Over the years, Flint, Michigan, has been known for its athletics. Many “Flintstones” went on to successful college and pro careers. Tonya Edwards is one of nearly 30 basketball players from Flint; and she’s also among a handful of Flint-born hoopsters who played on championship teams.
Edwards scored over 2,300 points for Flint Northwestern High School (1982-85), won two state titles as a player (1983, 1984) and a third as a coach there, and became the first person in Michigan history to play for and coach a state girls basketball championship team.
She later helped Tennessee win two national titles (1987 and 1989) and was the 1987 Final Four MVP as a freshman. Then as a professional, Edwards won the only two American Basketball League titles with Columbus (1996-97 and 1997-98) then played in the WNBA from 1999-2002.
“Championships are hard to come by,” said the former guard, who was inducted into the Greater Flint Area Sports Hall of Fame in 2008. “They’re not just given out.”

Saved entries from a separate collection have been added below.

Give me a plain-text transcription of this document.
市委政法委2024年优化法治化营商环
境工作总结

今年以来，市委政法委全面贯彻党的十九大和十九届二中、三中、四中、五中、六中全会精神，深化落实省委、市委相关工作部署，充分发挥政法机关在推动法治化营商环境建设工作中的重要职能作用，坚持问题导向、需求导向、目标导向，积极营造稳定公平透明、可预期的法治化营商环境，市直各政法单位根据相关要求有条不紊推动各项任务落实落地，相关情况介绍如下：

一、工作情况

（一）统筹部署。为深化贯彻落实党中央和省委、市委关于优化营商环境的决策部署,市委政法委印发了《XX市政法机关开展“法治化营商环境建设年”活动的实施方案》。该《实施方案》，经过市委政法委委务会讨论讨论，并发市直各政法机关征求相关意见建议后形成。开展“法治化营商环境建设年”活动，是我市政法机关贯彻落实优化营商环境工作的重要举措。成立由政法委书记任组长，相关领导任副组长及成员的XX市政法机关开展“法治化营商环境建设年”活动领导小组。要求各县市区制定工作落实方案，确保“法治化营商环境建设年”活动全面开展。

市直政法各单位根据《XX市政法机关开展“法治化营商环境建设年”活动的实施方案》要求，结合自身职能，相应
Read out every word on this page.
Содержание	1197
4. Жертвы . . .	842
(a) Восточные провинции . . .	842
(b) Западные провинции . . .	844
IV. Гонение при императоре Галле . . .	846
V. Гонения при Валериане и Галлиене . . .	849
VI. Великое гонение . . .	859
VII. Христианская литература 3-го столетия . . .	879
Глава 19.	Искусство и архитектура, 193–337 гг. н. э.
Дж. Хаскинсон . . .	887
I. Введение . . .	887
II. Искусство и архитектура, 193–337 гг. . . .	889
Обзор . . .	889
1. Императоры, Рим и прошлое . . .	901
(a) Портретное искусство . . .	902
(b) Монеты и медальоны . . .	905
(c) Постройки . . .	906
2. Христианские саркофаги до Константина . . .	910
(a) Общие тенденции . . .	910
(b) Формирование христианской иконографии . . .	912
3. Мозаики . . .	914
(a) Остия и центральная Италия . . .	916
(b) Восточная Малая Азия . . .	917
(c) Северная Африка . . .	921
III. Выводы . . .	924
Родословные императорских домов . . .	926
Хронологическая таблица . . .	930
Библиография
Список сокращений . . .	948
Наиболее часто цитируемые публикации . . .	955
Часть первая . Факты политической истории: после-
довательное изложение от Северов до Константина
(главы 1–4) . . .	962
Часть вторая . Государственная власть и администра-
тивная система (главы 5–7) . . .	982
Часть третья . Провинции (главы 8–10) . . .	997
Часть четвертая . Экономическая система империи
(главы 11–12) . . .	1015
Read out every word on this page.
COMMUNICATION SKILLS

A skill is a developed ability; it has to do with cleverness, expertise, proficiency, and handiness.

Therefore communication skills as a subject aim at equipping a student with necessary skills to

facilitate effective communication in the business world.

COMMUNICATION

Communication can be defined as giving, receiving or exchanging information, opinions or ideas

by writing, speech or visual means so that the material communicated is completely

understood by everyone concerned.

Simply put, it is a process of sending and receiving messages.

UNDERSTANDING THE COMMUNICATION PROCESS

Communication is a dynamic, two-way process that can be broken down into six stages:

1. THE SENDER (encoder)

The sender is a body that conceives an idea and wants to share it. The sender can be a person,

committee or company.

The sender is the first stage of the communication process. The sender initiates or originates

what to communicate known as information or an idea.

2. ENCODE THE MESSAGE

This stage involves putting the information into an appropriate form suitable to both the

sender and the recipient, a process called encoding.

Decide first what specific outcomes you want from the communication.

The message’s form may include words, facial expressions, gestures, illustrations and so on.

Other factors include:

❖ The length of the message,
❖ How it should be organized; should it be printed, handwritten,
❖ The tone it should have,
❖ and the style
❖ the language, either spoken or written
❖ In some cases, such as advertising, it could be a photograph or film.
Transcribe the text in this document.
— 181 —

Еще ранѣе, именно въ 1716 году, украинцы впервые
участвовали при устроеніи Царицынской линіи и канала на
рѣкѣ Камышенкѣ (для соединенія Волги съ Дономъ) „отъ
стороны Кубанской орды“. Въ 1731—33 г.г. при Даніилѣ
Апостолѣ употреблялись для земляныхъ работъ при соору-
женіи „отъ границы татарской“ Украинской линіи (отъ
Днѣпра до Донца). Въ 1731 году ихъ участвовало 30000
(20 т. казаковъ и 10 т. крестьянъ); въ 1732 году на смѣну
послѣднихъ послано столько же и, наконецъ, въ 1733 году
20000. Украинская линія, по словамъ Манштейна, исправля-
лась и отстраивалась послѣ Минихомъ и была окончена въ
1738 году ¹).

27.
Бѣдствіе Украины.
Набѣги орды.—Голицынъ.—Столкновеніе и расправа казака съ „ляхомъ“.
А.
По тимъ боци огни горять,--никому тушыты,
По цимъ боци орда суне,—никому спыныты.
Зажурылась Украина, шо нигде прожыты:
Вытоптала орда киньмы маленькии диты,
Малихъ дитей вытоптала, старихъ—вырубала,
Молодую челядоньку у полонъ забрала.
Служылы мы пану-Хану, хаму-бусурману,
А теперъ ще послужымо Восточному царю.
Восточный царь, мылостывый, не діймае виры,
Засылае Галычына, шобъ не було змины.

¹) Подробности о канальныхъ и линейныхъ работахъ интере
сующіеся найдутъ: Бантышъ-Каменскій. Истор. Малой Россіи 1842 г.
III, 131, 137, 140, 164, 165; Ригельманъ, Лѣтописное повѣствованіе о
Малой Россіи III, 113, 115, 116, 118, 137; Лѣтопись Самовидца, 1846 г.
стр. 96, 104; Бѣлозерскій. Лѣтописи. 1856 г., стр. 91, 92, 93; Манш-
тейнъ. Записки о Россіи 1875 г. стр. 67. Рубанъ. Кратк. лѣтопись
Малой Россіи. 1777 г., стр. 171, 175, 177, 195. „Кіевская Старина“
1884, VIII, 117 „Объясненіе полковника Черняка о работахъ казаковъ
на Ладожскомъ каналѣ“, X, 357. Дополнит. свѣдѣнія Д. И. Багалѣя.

This weekend, Edwards is one of 25 Minnesota Lynx legends honored as the team celebrates its 25th anniversary. She was selected by Minnesota with the seventh overall pick in 1999, and was the team’s first All-Star in its inaugural 1999 season.
“I was just looking at the [Lynx’s home] floor when we came in and I saw ’25.’ I was like, wow! It’s been 25 years,” marveled Edwards, who has been a Chicago Sky assistant coach since 2021, during a shootaround preparing for the May 19 season opener against Minnesota.
She has a WNBA championship ring from her time as an assistant coach for the 2016 Los Angeles Sparks, when they defeated Minnesota in five games. She was on the Sparks staff for three seasons.
“It’s just exciting to see how the league has grown and just continues to grow,” added Edwards. “We were just in Canada [Chicago played Minnesota in the first preseason game in Toronto]. It’s good to see the WNBA brand crossing borders, and people are really starting to catch on to women’s basketball as a true professional sport.”
“It’s been a journey,” said Edwards, who has also been a college head coach (Alcorn State, 2008-15). “I’ve had the opportunity to coach some phenomenal young ladies and then work alongside great people.”
Edwards is always proud to be a Flintstone. “Flint is an awesome place. It is indeed home, and that was where I got my foundation and my character development there.”
She is working towards a head coaching opportunity in the pros one day. “We don’t have enough representation on the sidelines,” noted Edwards.
The league this season has only three Black HCs—Chicago’s James Wade, Noelle Quinn in Seattle, and Tanisha Wright in Atlanta. “You know we’ll see more and more people of color coaching and in head coaching. You see [Blacks] play the game, know the game. So I think they can teach the game.”
“One day, I’ll be at the helm at the professional level [of the league]. That’s always a dream of mine,” said Edwards. “That’s one thing—you can never stop dreaming and having high expectations for yourself.”